Basketball Specific Training

Basketball Specific Training


As a basketball player or a coach that is in charge of developing basketball players, you want to make sure that you are getting the most out of your training and also that you are training sport-specific. Your goal in the weight room should be to become faster, quicker, stronger, etc., as related to basketball and the movements that you are going to be making on the floor. This is called basketball-specific training, and it makes all the difference in developing a basketball player’s athleticism.

So what goes into basketball-specific training? As I mentioned before, you want to work on the different movements you will use in a game. For example, an exercise like the front squat will work on being more explosive when jumping to rebound, finish at the basket, or block a shot. You can even get more basketball-specific by doing exercises like the resistance band medicine ball chest pass exercise (see video). These basketball exercises will translate over to the court and help you become better at specific basketball skills and movements.



Basketball Specific Training Tips

Now that we have talked about the importance of basketball-specific training, let’s talk about some tips that you can use in the weight room to maximize your time and physical gains. Here are four tips that you can use in the gym.


Lifting Form: Don’t sacrifice your form to go with a heavier weight on an exercise. You always want to make sure that you are executing an exercise with the correct form. This will help maximize your gains, but it will also help to potentially reduce injuries. Start with a lighter weight that allows you to have the correct form, and then build up from there.

Explosiveness: Your goal on the court is to be more explosive and athletic, so you need to train like that in the weight room. So when you do exercises like the hang clean, squat and press, etc., make sure that you are training your body to be explosive. Always keep good form, but challenge yourself to shoot the weight up as quickly as possible (while still under control). This will translate over to the court and make you more athletic.
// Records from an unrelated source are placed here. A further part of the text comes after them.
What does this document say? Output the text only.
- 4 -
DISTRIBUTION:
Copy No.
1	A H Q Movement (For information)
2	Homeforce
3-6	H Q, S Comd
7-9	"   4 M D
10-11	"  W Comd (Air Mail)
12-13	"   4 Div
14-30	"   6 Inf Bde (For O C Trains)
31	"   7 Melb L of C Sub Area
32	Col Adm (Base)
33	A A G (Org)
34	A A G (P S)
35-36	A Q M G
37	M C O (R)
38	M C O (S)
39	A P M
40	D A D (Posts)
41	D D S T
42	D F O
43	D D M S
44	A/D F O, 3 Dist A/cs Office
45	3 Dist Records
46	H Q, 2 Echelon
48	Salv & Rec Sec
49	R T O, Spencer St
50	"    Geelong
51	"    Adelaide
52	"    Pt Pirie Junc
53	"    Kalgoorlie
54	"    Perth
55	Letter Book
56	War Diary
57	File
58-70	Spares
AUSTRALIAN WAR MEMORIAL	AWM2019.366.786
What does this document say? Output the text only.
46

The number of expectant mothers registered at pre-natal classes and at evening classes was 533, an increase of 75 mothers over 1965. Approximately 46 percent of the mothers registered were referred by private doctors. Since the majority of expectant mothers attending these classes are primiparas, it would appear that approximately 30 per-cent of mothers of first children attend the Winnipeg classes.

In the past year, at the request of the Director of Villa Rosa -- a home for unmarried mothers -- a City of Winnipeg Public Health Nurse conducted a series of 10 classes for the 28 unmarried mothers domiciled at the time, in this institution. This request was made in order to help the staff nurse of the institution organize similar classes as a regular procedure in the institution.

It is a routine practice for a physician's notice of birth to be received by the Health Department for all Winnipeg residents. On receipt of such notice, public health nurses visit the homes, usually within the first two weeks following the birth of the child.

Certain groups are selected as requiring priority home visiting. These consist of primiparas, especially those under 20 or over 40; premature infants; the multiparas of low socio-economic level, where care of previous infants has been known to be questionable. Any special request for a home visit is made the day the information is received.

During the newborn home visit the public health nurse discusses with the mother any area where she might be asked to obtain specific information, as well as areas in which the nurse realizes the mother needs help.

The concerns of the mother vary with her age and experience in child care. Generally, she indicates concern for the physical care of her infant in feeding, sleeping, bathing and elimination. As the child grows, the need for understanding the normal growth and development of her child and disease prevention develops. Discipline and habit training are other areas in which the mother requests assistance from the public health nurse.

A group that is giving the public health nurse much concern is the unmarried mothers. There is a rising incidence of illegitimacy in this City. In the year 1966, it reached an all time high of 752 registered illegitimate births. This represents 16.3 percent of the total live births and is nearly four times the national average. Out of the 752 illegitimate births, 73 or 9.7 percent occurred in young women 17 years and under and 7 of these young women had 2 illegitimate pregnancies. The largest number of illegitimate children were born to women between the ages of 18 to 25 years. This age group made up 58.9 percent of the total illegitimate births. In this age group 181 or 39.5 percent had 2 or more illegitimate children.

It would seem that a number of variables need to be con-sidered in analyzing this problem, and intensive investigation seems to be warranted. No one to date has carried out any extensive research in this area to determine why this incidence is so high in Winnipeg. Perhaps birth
Conditioning: Basketball players need to have muscles that are conditioned differently than a bodybuilder. That means that you shouldn’t be taking 2-3 minutes rest in between each set, and you should also be doing some supersets in your workout. This will keep your body working hard and will help develop good muscle endurance as well.

*Supersets are two or more exercises done in a row without a break in between.


Compound Movements: Many younger basketball players get in the weight room and want to spend all their time doing exercises like curls or calf raises, but they should be spending the majority of their time doing compound exercises. By doing compound exercises, you will work multiple muscle groups simultaneously and work on simulating movements that you will use on the court. These types of exercises are a big part of basketball-specific training.